In the case of a model this big, it's probably preferable to install the planking after the plastic deck components have been installed in the hull. As I think I mentioned earlier in another thread, the design of the kit works in your favor a bit. The waterways - the horizontal "edges" of the deck that are molded integrally with the hull halves - are in fact sheet iron. They form a "trough" around the edge of the deck - and if you glue 1/32" planks on top of the plastic deck, the trough will look just about right. (The trough is filled with concrete, which, on at least one occasion when I visited the ship, was painted red.)
You need a flat surface to lay the planks on. Anything that projects above from the plastic deck components has to go - with the possible exceptions of things like the hatch coamings, which you can work around. (I seem to recall that the hatch coamings on the Revell kit are rather heavy, as though they were made of wood. If that's the case, it's wrong. They're made of iron plate.)
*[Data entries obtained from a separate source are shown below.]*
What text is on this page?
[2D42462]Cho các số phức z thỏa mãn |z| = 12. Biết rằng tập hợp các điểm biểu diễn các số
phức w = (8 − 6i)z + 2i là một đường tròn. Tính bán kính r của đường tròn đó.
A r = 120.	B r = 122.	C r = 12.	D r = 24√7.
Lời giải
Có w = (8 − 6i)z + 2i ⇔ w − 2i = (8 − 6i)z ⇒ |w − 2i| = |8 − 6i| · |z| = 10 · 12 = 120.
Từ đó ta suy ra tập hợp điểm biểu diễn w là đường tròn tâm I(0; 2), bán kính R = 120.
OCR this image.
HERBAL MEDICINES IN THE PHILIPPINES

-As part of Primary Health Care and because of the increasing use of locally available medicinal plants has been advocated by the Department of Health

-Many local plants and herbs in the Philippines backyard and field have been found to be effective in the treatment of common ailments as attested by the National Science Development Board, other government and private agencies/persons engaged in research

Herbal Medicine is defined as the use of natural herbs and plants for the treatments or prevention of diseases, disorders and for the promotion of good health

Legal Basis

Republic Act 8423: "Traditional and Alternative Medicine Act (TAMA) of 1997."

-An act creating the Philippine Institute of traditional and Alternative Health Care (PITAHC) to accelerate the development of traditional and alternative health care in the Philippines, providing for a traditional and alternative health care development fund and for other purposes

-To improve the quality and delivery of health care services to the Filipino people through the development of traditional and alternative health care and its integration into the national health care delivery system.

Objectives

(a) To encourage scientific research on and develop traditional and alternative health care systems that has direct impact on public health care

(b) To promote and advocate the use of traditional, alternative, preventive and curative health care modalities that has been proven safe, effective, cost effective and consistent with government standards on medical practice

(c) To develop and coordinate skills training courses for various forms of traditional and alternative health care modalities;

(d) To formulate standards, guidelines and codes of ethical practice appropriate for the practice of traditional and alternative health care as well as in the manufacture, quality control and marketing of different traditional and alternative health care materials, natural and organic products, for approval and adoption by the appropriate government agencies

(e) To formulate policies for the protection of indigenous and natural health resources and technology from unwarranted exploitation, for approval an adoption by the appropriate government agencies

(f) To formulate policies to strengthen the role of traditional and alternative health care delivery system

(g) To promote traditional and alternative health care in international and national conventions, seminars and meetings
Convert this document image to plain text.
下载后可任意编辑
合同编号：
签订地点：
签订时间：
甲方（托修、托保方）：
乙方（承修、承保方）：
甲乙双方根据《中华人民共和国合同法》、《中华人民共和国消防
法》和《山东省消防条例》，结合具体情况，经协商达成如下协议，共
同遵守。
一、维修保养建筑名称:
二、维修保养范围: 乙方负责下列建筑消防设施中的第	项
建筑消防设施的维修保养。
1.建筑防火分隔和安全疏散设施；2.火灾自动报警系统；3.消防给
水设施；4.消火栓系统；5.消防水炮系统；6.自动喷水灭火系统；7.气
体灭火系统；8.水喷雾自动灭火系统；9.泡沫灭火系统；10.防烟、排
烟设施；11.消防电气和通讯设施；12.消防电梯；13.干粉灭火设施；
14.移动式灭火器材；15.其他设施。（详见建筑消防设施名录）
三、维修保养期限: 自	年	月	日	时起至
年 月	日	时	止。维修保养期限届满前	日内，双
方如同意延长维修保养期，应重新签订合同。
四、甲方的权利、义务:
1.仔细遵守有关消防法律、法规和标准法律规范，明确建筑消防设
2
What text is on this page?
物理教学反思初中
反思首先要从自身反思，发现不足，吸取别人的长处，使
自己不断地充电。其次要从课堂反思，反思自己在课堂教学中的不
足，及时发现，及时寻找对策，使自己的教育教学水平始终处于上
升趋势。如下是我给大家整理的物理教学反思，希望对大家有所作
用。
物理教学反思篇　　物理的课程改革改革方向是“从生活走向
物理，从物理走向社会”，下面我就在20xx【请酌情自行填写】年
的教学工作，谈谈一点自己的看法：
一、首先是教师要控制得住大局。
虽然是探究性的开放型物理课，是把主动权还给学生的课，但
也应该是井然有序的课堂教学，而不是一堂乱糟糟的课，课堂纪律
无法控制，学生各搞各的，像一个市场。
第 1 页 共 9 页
About the only practical way to plank a deck is to start on the centerline. Mark the centerline as accurately as you can and lay a row of planks on each side of it. (No plank down the middle.) Let the glue dry thoroughly before you lay the next strake. If you shove each strake firmly up against its neighbor, the lines of the planks should be nice and straight when you're finished.
Before you lay each plank on the main and forecastle decks, run a medium-hard pencil around all four of its edges. The graphite in the pencil will do a beautiful job of representing the caulking between the planks - and it will survive any sanding or other brutalization you inflict on the surface. The planking on the roof of the poop deckhouse is white. I've never tried to reproduce that effect, but I suspect extremely thin white plastic strips laid vertically between the planks would do the job if you want to try it.
Don't waste your time trying to imitate nailheads in the planks. The real things are held down by iron bolts in counterbored holes, with wood bungs covering the heads. In 1/96 scale they'd be virtually invisible.
Hope that helps a little. Good luck.